Dans cette correspondance datée du 21 juillet 2026, Azarias Mokonzi interpelle le maire de Beni sur le sort des familles de militaires ayant fui les violences dans la région de Goma et ses environs pour trouver refuge dans cette partie du Nord-Kivu. Selon lui, plusieurs de ces familles vivent aujourd’hui dans une grande précarité, faute d’une prise en charge adaptée de la part des pouvoirs publics.

L’auteur de la lettre affirme que cette situation affecte particulièrement les enfants, dont certains auraient été contraints de vivre dans la rue et de recourir à la mendicité pour survivre.

« Abandonnés à leur triste sort, certains de ces dépendants de militaires se sont tournés vers la mendicité (…). Livrés à eux-mêmes, les enfants sont devenus des mendiants de rue », peut-on lire dans cette correspondance consultée par YOKA INFOS.

Au-delà de la précarité, le signataire évoque une dégradation des conditions de vie de ces mineurs. Il soutient que plusieurs d’entre eux seraient désormais exposés à la consommation de substances toxiques, notamment dans certains quartiers de la ville, ce qui, selon lui, accentue leur vulnérabilité.

L’auteur estime que cette réalité pourrait, à terme, constituer un défi sécuritaire pour la ville si aucune intervention n’est engagée.

« Cette situation n’a pas seulement un impact social dévastateur ; elle constitue à terme un défi sécuritaire majeur. Ces enfants, privés de repères et d’espérance, représentent une véritable bombe à retardement pour notre région », écrit-il dans sa lettre.

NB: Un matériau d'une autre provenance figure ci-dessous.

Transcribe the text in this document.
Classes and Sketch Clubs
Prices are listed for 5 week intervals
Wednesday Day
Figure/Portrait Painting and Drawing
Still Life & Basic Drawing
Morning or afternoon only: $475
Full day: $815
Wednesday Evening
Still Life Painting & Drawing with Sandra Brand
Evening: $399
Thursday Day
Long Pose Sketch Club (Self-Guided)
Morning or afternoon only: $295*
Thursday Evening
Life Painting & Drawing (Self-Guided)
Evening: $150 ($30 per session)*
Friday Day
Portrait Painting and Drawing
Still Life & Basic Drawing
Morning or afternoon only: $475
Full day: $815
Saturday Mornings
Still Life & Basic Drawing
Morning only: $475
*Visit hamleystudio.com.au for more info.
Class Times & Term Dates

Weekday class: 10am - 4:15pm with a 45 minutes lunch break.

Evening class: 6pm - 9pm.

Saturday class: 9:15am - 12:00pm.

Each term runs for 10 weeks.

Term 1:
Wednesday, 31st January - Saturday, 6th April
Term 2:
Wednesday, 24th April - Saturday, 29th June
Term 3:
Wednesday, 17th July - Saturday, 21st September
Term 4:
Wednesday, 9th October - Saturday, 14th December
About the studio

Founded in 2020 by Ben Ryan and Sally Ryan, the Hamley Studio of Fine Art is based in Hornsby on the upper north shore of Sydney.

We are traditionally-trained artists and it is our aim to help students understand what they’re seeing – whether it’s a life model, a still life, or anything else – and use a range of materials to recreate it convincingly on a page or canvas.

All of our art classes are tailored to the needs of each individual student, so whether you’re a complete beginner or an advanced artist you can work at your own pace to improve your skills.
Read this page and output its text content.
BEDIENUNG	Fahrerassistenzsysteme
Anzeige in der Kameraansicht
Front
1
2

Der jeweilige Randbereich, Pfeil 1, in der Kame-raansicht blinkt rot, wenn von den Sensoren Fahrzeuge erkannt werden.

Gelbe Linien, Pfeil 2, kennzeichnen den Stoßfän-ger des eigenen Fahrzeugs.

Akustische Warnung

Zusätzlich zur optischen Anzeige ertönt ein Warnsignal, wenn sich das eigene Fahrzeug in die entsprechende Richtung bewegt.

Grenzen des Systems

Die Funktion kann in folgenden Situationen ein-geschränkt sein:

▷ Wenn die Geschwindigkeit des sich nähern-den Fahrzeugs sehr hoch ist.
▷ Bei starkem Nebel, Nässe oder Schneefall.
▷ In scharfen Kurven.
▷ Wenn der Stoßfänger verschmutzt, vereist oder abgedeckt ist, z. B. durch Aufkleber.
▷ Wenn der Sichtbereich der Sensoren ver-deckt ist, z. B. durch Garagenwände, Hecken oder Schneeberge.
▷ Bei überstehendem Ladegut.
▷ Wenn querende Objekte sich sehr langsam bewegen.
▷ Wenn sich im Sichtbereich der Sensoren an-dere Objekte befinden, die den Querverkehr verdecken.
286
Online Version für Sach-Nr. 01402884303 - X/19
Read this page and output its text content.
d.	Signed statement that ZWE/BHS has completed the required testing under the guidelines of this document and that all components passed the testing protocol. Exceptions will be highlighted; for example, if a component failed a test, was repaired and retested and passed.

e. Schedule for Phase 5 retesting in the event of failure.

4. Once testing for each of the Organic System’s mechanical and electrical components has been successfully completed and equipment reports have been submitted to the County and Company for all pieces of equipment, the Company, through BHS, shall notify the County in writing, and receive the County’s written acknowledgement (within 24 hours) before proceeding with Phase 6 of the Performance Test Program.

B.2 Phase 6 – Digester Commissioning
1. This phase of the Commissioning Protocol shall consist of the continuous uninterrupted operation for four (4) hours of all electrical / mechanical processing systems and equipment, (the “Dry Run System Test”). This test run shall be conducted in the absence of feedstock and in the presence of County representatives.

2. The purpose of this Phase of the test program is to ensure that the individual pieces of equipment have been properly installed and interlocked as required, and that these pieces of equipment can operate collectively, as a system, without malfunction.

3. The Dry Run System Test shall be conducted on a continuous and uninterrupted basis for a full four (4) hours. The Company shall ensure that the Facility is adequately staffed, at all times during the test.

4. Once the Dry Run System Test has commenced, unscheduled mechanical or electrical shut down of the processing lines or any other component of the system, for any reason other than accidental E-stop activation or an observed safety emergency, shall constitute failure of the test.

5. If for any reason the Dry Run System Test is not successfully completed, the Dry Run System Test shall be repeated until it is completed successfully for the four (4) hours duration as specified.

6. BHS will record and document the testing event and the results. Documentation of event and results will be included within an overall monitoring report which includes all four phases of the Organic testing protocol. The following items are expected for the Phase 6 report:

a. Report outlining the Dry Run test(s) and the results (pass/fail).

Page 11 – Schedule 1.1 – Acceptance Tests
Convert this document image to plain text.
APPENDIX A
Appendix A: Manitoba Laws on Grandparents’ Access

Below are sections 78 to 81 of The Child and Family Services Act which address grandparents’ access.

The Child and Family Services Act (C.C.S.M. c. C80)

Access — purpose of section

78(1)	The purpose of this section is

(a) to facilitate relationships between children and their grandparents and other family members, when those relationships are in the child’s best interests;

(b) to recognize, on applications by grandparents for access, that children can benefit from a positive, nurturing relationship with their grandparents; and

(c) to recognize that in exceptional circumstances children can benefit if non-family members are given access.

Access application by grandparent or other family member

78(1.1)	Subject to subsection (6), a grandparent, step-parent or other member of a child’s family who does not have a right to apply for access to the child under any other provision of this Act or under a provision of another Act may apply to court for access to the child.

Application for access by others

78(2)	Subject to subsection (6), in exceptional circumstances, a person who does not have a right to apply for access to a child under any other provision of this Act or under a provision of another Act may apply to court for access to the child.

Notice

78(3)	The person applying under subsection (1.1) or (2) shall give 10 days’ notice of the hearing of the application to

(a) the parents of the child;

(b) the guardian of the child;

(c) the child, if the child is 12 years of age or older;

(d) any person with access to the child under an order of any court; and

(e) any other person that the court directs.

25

À travers son plaidoyer, Azarias Mokonzi demande au maire de Beni de mettre en place des mesures préventives et une prise en charge adaptée afin de protéger ces enfants et de favoriser leur réinsertion. Il estime qu’un accompagnement approprié leur permettrait de contribuer au développement du pays plutôt que de sombrer dans la délinquance.

Cette correspondance intervient dans un contexte marqué par les déplacements de populations provoqués par l’insécurité persistante dans l’est de la République démocratique du Congo. Les familles de militaires, comme de nombreux autres déplacés, continuent de faire face à d’importants défis liés au logement, à la protection des enfants et à l’accès aux services sociaux de base.

À ce stade, les autorités de la ville de Beni n’ont pas encore réagi publiquement au contenu de cette lettre. Les préoccupations soulevées par son auteur pourraient toutefois alimenter le débat sur la prise en charge des personnes déplacées et la protection des enfants en situation de grande vulnérabilité dans la région.